I had an assignment in a support group I belonged to a couple of years ago: our assignment was to say ‘no’ and mean it, with no apologies, no ‘I’m sorry’ after that ‘no’. I was all big and bad in my group and then promptly went outside to get gasoline, when someone came up and asked me for money. First thing out of my mouth: “I’m sorry but no…” Fail. LOL.
Fast forward 3 or 4 days, I’m still a little shaken up but my resolve is stronger than ever. For me and for others, for the good of all concerned, it is time to say “no” and mean it, no apologies, no excuses, no rage, no anger, and most important, no fear. I am sifting through all of the crazyass madness that took place in the past week, I am sorting out the good and bad, the things I must say no to, for my own good. It will not be easy. It will not be pretty, It is necessary, It is time to say no to drama, to anger, to rage, to control, to keeping things in, to keeping quiet, to letting myself down time and time again. Saying ‘no’ will allow me to heal, to stop living in fear of what others want, think and/or do. I can now see that I have been through worse and, at the end of the day, when I thought about it, it was when I said “No” that things truly changed for the better, it’s all in how you look at things.

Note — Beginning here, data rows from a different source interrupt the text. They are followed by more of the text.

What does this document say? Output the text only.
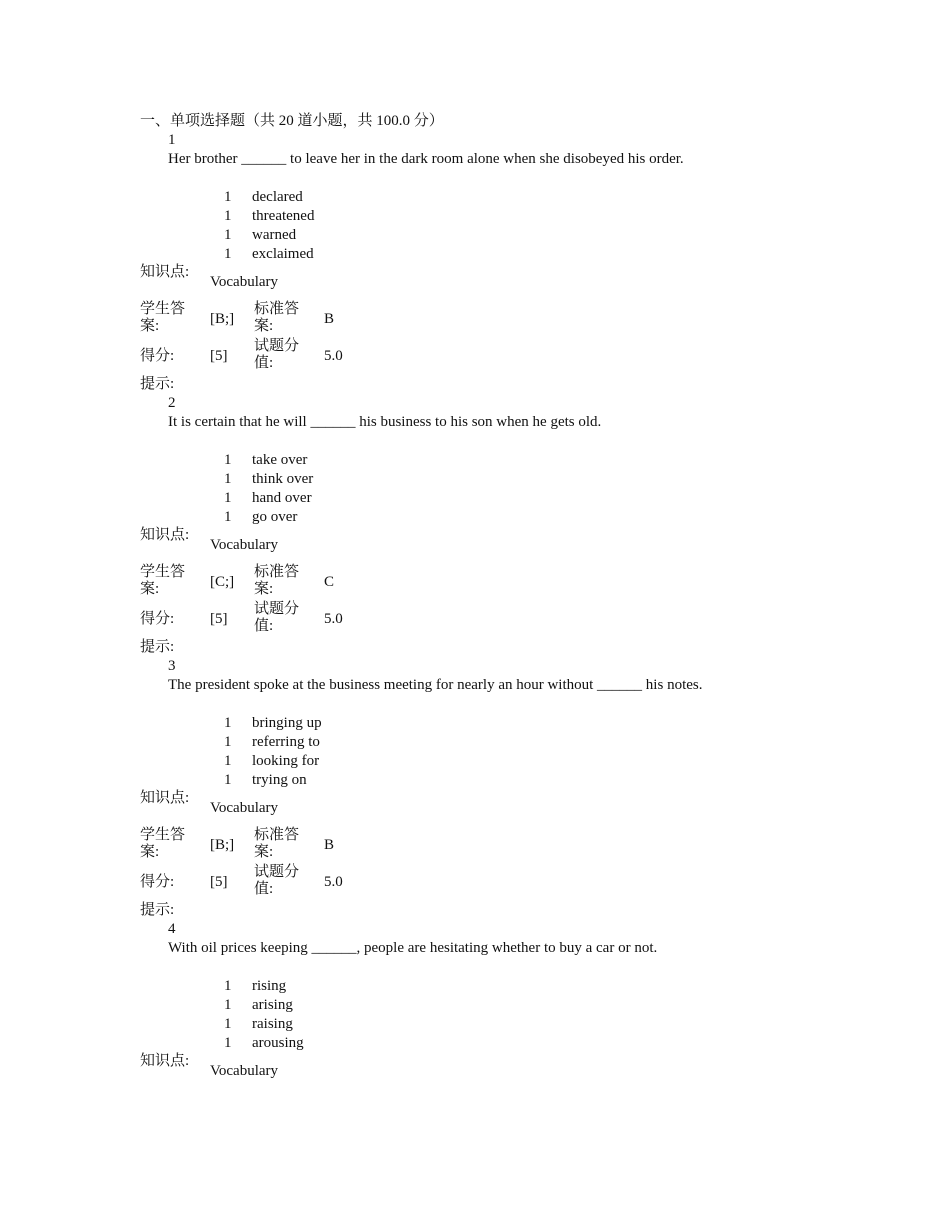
一、单项选择题（共 20 道小题，共 100.0 分）
1
Her brother ______ to leave her in the dark room alone when she disobeyed his order.
1 declared
1 threatened
1 warned
1 exclaimed
知识点:
Vocabulary
学生答案:	[B;]
标准答案:	B
得分:	[5]
试题分值:	5.0
提示:
2
It is certain that he will ______ his business to his son when he gets old.
1 take over
1 think over
1 hand over
1 go over
知识点:
Vocabulary
学生答案:	[C;]
标准答案:	C
得分:	[5]
试题分值:	5.0
提示:
3
The president spoke at the business meeting for nearly an hour without ______ his notes.
1 bringing up
1 referring to
1 looking for
1 trying on
知识点:
Vocabulary
学生答案:	[B;]
标准答案:	B
得分:	[5]
试题分值:	5.0
提示:
4
With oil prices keeping ______, people are hesitating whether to buy a car or not.
1 rising
1 arising
1 raising
1 arousing
知识点:
Vocabulary
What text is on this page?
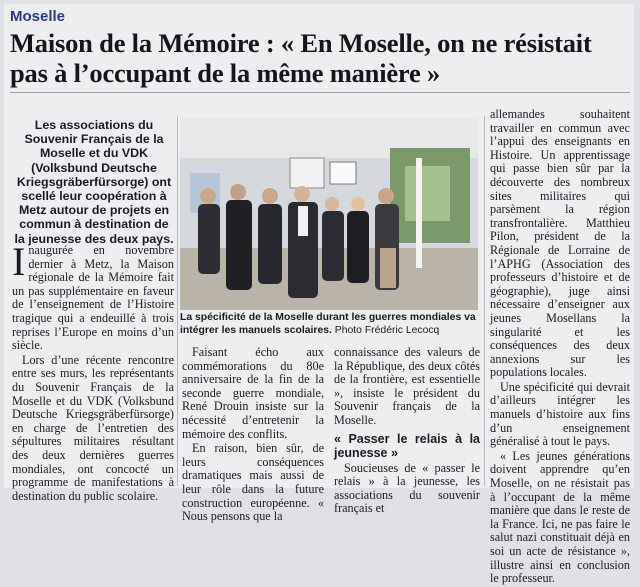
Moselle
Maison de la Mémoire : « En Moselle, on ne résistait pas à l’occupant de la même manière »
Les associations du Souvenir Français de la Moselle et du VDK (Volksbund Deutsche Kriegsgräberfürsorge) ont scellé leur coopération à Metz autour de projets en commun à destination de la jeunesse des deux pays.

Inaugurée en novembre dernier à Metz, la Maison régionale de la Mémoire fait un pas supplémentaire en faveur de l’enseignement de l’Histoire tragique qui a endeuillé à trois reprises l’Europe en moins d’un siècle.

Lors d’une récente rencontre entre ses murs, les représentants du Souvenir Français de la Moselle et du VDK (Volksbund Deutsche Kriegsgräberfürsorge) en charge de l’entretien des sépultures militaires résultant des deux dernières guerres mondiales, ont concocté un programme de manifestations à destination du public scolaire.

La spécificité de la Moselle durant les guerres mondiales va intégrer les manuels scolaires. Photo Frédéric Lecocq

Faisant écho aux commémorations du 80e anniversaire de la fin de la seconde guerre mondiale, René Drouin insiste sur la nécessité d’entretenir la mémoire des conflits.

En raison, bien sûr, de leurs conséquences dramatiques mais aussi de leur rôle dans la future construction européenne. « Nous pensons que la

connaissance des valeurs de la République, des deux côtés de la frontière, est essentielle », insiste le président du Souvenir français de la Moselle.

« Passer le relais à la jeunesse »

Soucieuses de « passer le relais » à la jeunesse, les associations du souvenir français et

allemandes souhaitent travailler en commun avec l’appui des enseignants en Histoire. Un apprentissage qui passe bien sûr par la découverte des nombreux sites militaires qui parsèment la région transfrontalière. Matthieu Pilon, président de la Régionale de Lorraine de l’APHG (Association des professeurs d’histoire et de géographie), juge ainsi nécessaire d’enseigner aux jeunes Mosellans la singularité et les conséquences des deux annexions sur les populations locales.

Une spécificité qui devrait d’ailleurs intégrer les manuels d’histoire aux fins d’un enseignement généralisé à tout le pays.

« Les jeunes générations doivent apprendre qu’en Moselle, on ne résistait pas à l’occupant de la même manière que dans le reste de la France. Ici, ne pas faire le salut nazi constituait déjà en soi un acte de résistance », illustre ainsi en conclusion le professeur.
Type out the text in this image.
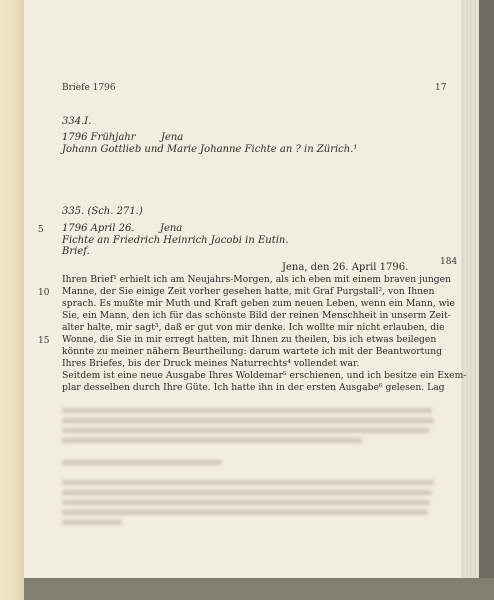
Briefe 1796	17
334.I.
1796 Frühjahr        Jena
Johann Gottlieb und Marie Johanne Fichte an ? in Zürich.¹
335. (Sch. 271.)
5 1796 April 26.        Jena
Fichte an Friedrich Heinrich Jacobi in Eutin.
Brief.
184
Jena, den 26. April 1796.
Ihren Brief¹ erhielt ich am Neujahrs-Morgen, als ich eben mit einem braven jungen
10 Manne, der Sie einige Zeit vorher gesehen hatte, mit Graf Purgstall², von Ihnen
sprach. Es mußte mir Muth und Kraft geben zum neuen Leben, wenn ein Mann, wie
Sie, ein Mann, den ich für das schönste Bild der reinen Menschheit in unserm Zeit-
alter halte, mir sagt³, daß er gut von mir denke. Ich wollte mir nicht erlauben, die
Wonne, die Sie in mir erregt hatten, mit Ihnen zu theilen, bis ich etwas beilegen
15
könnte zu meiner nähern Beurtheilung: darum wartete ich mit der Beantwortung
Ihres Briefes, bis der Druck meines Naturrechts⁴ vollendet war.
Seitdem ist eine neue Ausgabe Ihres Woldemar⁵ erschienen, und ich besitze ein Exem-
plar desselben durch Ihre Güte. Ich hatte ihn in der ersten Ausgabe⁶ gelesen. Lag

I have lost so much in the past few days, but I have gained something too: thanks to the grace of God, I’ve been able to gain perspective, which I really needed, I was able to see that, things happen, no one is perfect, and that no one should live life with a pit of negativity in their stomach. NO is a complete sentence and respecting my boundaries will never lead me wrong, no matter what happens.